Chaque semaine, Perspective Europe, l'association du master Affaires européennes de Sciences Po Bordeaux, revient sur l'actualité bruxelloise et européenne sur euradio avec Quoi de neuf à Bruxelles ?
Alors quels ont été les moments forts de la semaine qui vient de s'écouler ? On en discute tout de suite avec Fédor Dupont-Nivet. Bonjour et Bienvenue !
Eh bien pour commencer, venons-en à une déclaration qui a provoqué un grand soulagement chez de nombreux industriels, représentants des États membres, et des parlementaires : la commission européenne a effectivement promis de revenir sur l'objectif de baisse des quotas ETS prévu initialement en 2030. Rappelons que les quotas ETS, désignent les autorisations officielles d'émettre une quantité déterminée de gaz à effets de serre.
Mais pourquoi cette joie auprès de ces acteurs ?
Beaucoup d'industriels se sont longtemps plaint que le système de quotas était trop restrictif. En particulier le ciment, l'acier, l'aviation ou la chimie font face à des verrous technologiques. Une réduction des émissions de CO2 serait donc impossible sans suspendre certaines activités.
Cette déclaration ne marque donc pas un retour en arrière en matière de politique environnementale ?
D'une certaine manière oui, mais le numéro 1 de la DG Clima, Kurt Vandenberghe, a également souligné une volonté de changement d'une problématique : Le fait que seulement 5% des revenus des ETS sont aujourd'hui investis dans des technologies de décarbonation.
Comment compte il changer cela ?
Pour l'instant, 90% des recettes issus des enchères de quotas vont aux États membres, qui visiblement, n'ont pas eu la volonté de placer cet argent dans des technologies de décarbonation. Le commissaire a donc promis une part plus grande de ces recettes dans des projets au niveau européen, jugés plus fiables pour investir dans la décarbonation.
Deuxième actualité cette semaine, elle concerne cette fois la politique de compétitivité biotechnologique de l'UE. Pourquoi avoir choisi de parler de ce sujet ?
Effectivement, lorsque le thème de la compétitivité au niveau européen est abordé dans le débat public, des sujets comme la défense, l'industrie lourde ou le numérique nous viennent immédiatement en tête - Pour de bonnes raisons.
Cependant, le manque de compétitivité dans le domaine biotechnologique est également d'une importance capitale. Rappelons que la biotechnologie désigne selon l'OCDE l'application de la science aux organismes vivants pour produire des biens et des services. C'est une discipline qui est décisive pour les activités de l'industrie pharmaceutique. L'industrie pharmaceutique alerte depuis de nombreuses années que sa capacité à innover se détériora si l'on agit pas bientôt sur la compétitivité dans ce domaine.
Elle est actuellement ralentie par deux facteurs: la fragmentation réglementaire et le retard d'investissement.
Si l'enjeu est aussi crucial, nos représentants européens ont surement déjà entam' des projets de loi ?

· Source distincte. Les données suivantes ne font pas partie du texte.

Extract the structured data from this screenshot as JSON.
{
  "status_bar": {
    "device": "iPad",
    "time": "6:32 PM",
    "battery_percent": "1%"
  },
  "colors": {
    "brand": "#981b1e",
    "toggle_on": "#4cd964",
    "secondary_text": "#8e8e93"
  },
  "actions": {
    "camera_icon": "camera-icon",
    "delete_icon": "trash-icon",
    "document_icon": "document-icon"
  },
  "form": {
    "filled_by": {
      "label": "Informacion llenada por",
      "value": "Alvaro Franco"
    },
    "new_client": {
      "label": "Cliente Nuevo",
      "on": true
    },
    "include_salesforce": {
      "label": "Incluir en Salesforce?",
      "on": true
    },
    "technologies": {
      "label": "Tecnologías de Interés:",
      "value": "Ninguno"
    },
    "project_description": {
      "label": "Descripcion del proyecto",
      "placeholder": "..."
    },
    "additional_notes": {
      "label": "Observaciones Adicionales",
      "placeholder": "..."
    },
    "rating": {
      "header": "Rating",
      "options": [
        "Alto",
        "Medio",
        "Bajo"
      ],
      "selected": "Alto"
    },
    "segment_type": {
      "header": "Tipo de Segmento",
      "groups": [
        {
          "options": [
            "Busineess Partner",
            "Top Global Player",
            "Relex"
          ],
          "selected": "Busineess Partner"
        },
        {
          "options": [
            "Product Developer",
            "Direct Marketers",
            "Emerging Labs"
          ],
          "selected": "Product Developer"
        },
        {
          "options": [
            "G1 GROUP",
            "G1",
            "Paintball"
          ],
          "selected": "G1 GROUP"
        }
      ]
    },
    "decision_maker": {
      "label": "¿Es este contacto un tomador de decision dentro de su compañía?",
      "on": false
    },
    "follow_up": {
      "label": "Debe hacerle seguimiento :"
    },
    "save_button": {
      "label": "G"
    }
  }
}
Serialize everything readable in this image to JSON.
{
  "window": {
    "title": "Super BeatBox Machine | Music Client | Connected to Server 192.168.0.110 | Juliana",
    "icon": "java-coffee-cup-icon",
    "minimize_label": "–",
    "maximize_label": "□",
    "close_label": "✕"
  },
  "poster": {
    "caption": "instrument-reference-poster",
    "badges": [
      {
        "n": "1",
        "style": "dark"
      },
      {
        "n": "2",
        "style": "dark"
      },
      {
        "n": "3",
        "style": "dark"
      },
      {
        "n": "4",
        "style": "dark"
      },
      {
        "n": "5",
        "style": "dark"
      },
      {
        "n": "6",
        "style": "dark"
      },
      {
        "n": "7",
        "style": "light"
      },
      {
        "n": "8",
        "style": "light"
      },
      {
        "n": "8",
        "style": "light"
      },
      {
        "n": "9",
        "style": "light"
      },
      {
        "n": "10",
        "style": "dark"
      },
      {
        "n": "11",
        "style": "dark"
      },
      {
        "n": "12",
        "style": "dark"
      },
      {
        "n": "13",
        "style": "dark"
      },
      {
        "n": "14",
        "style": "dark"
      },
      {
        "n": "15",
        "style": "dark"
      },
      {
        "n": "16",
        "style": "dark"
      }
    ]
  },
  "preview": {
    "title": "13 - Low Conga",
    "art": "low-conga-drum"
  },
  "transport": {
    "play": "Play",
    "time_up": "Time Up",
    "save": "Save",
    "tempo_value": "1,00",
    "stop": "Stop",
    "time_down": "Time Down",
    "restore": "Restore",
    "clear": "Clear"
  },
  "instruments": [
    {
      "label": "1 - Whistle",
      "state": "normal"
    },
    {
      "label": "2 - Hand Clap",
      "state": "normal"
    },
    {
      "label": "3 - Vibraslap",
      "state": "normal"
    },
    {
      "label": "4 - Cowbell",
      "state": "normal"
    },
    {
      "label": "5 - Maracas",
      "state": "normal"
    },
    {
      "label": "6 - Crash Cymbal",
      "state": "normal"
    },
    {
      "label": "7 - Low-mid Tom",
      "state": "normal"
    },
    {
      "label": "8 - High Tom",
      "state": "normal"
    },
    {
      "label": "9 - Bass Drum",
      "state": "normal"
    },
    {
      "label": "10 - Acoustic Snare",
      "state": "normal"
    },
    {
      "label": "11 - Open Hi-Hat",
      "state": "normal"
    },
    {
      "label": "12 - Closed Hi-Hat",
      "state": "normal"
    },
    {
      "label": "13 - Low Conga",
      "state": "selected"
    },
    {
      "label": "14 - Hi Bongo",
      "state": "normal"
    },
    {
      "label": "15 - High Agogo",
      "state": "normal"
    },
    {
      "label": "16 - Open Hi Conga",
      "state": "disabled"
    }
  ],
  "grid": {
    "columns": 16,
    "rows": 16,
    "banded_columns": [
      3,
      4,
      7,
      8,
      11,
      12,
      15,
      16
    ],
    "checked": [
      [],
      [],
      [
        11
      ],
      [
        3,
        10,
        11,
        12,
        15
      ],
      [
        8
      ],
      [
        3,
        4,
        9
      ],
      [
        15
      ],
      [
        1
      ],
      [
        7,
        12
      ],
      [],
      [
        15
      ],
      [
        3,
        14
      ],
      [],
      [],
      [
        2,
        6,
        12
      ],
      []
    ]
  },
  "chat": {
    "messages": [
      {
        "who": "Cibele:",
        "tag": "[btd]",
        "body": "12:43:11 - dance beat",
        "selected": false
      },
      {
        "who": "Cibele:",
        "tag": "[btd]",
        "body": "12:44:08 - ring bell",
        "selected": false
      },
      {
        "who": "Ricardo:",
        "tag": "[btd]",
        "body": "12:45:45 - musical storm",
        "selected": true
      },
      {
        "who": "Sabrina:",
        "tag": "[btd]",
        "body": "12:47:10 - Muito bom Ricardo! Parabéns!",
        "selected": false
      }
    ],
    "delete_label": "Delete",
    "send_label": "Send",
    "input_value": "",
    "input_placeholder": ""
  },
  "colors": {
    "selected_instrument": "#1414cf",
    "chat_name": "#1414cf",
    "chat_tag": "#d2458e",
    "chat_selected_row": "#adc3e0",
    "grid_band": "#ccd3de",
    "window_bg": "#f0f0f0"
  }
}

Effectivement, en ce moment, nous sommes témoins du Biotech Act, qui vise à créer un cadre européen cohérent pour les biotechnologies, et davantage d'investissements au niveau européen dans ce domaine.
Mais quand est-ce que le projet de loi sera finalisé ?
En soi, la commission prévoit l'application concrète dans un an, en octobre 2026. Cependant, certains facteurs pourraient ralentir son application.
Lesquels ?
Le premier dissensus porte sur la somme du budget de Recherche et développement dédié à la biotechnologie. La France, l'Allemagne et la Belgique optent pour une forte augmentation, en soulignant le fait que l'Europe a déjà accumulé un retard significatif par rapport à la Chine et les Etats-Unis, ayant récemment augmenté leurs budget pour la biotechnologie, creusant l'écart à 25 Milliards d'euros. D'autres pays, comme les Pays-Bas, l'Autriche et les États baltes, considèrent en revanche qu'une augmentation de ce budget pour la biotechnologie pourrait se faire au détriment des investissements communs nécessaires dans la défense, l'énergie ou l'agriculture.
Les désaccords portent également sur l'application de certaines technologies. Certains pays comme l'Italie, la Pologne ou l'Irlande bloquent la mise en marché de thérapies utilisant des technologies de modifications génétiques, pour des raisons religieuses ou morales liées à la protection de la vie embryonnaire.
Le projet de loi est donc loin d'être appliqué. La commission européenne, à l'initiative de ce projet, devra donc faire preuve de sa compétence diplomatique.
Un entretien réalisé par Laurence Aubron.